Lesson 11: Logarithmic differentiation# Composite exponential function differentiation

Sal finds the derivatives of xˣ and x^(xˣ). They are surprisingly fun to do! Created by Sal Khan.

## Want to join the conversation?

- Why do you take the natural log of both sides at about "0:45", instead of the regular log? Just wondering.(10 votes)
- I think there's some confusion here. log{to the base ten}(x) is actually just ln(x)/ln(10), where ln(x) is, of course, the natural log, i.e., to the base 'e', of x. I guess Sal has a video explaining that somewhere.

Anyway, ln(10) is just a constant. So it's very easy to see the proof:

d/dx{log(x)}

= d/dx{ln(x)/ln(10)}

= [d/dx{ln(x)}]/ln(10)

= 1/{x*ln(10)}

which is NOT the same thing as 1/{x*log(10)} , because ln(10) and log(10) are indeed different; log(10), in our context, being simply 1.

The key thing is the difference in the bases of the logarithms. 'e' happens to be an insanely cool number, which is why d/dx{ln(x)} = 1/x, while 10 isn't quite as cool, and thus d/dx{log(x)} = 1/{x*ln(10)}.(27 votes)

- at0:45Sal call taking the 'x' from the power as a product of ln(x) like: x*ln(x). that is straight out of the logarithm properties, isn't it?!(9 votes)
- You are correct sir. Basic logarithm properties.

log (a^b) = b * log (a)(8 votes)

- In the second problem, how would you know the derivative of x^(x) without having done the first problem?(3 votes)
- I am a bit rusty, but I believe you could have taken the natural log of both sides again, or you could have just went through the product rule and then done the derivative of x^x as part of that.(9 votes)

- Does dy/dx = d/dx? If not, why?(6 votes)
- dy/dx means d/dx * (y). For most linear equations in the form y=f(x), this translates to d/dx * f(x). If y = f(x) + g(x) then dy/dx = d/dx * (y) = d/dx * f(x) + d/dx * g(x).(6 votes)

- Could you have started by redefining y = x^(x^x) as y = x^(x^2) ? Seems like it would be easier, but I haven't tried so...(6 votes)
- I think he meant the property about powers. When you are given
`(x^a)^b`

, then it is equal to`x^(a.b)`

. So why not`x^(x^x) = x^(x.x) = x^(x^2)`

? The answer is the use of parentheses.(5 votes)

- Can you differentiate this by using just the chain rule if you say that f(x)= x and g(x)= f(x)^x so it is a composite function?(5 votes)
- Great question! At first it seems like "of course you can!" But there is a big problem trying to use the chain rule on x^x to find the derivative of x^(x^x).

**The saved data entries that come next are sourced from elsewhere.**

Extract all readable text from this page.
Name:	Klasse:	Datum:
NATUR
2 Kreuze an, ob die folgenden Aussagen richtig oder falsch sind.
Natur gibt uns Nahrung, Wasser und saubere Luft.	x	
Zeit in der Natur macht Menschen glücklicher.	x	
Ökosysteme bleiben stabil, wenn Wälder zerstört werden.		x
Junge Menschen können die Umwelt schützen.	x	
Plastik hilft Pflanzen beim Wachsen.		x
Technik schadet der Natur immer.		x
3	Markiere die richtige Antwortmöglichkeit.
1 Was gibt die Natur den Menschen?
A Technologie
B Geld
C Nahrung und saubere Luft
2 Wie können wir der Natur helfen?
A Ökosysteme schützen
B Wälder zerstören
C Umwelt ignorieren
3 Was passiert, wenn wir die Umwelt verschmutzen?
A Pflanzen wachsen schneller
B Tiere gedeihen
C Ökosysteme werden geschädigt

Did you try it?

Think about how the chain rule usually works:

Given that`d/dx(sin(x)) = cos(x)`

, I can say`d/dx(sin(u)) = cos(u)(du/dx)`

, and in general:

Given that`d/dx(f(x)) = f'(x)`

, I can say`d/dx(f(g(x))) = f'(g(x))g'(x)`

But when we start with`f(x) = x^x`

, and`d/dx(f(x)) = f'(x) = x^x(ln(x) + 1)`

, we run into a major problem that**we don't actually know "which 'x' ", the base x or the exponent x, is where**in the`f'(x) = x^x(ln(x) + 1)`

. So you really need to do a bit more work if you want to use the chain rule. Basically, you need to start over, and find the derivative of f(x) = x^u, where u is some function of x, and you will find`d/dx(x^u) = x^u(ln(x)(du/dx) + u/x)`

. So you find out, shockingly, that the 1 in the derivative was not really a 1! It was (exponent/base) which only becomes 1 when the exponent and base are both x! Armed with`d/dx(x^u) = x^u(ln(x)(du/dx) + u/x)`

, you can now use the chain rule to find`d/dx(x^(x^x))`

.(4 votes)

- so the power rule doesn't work if the exponent is a variable like 'x' right!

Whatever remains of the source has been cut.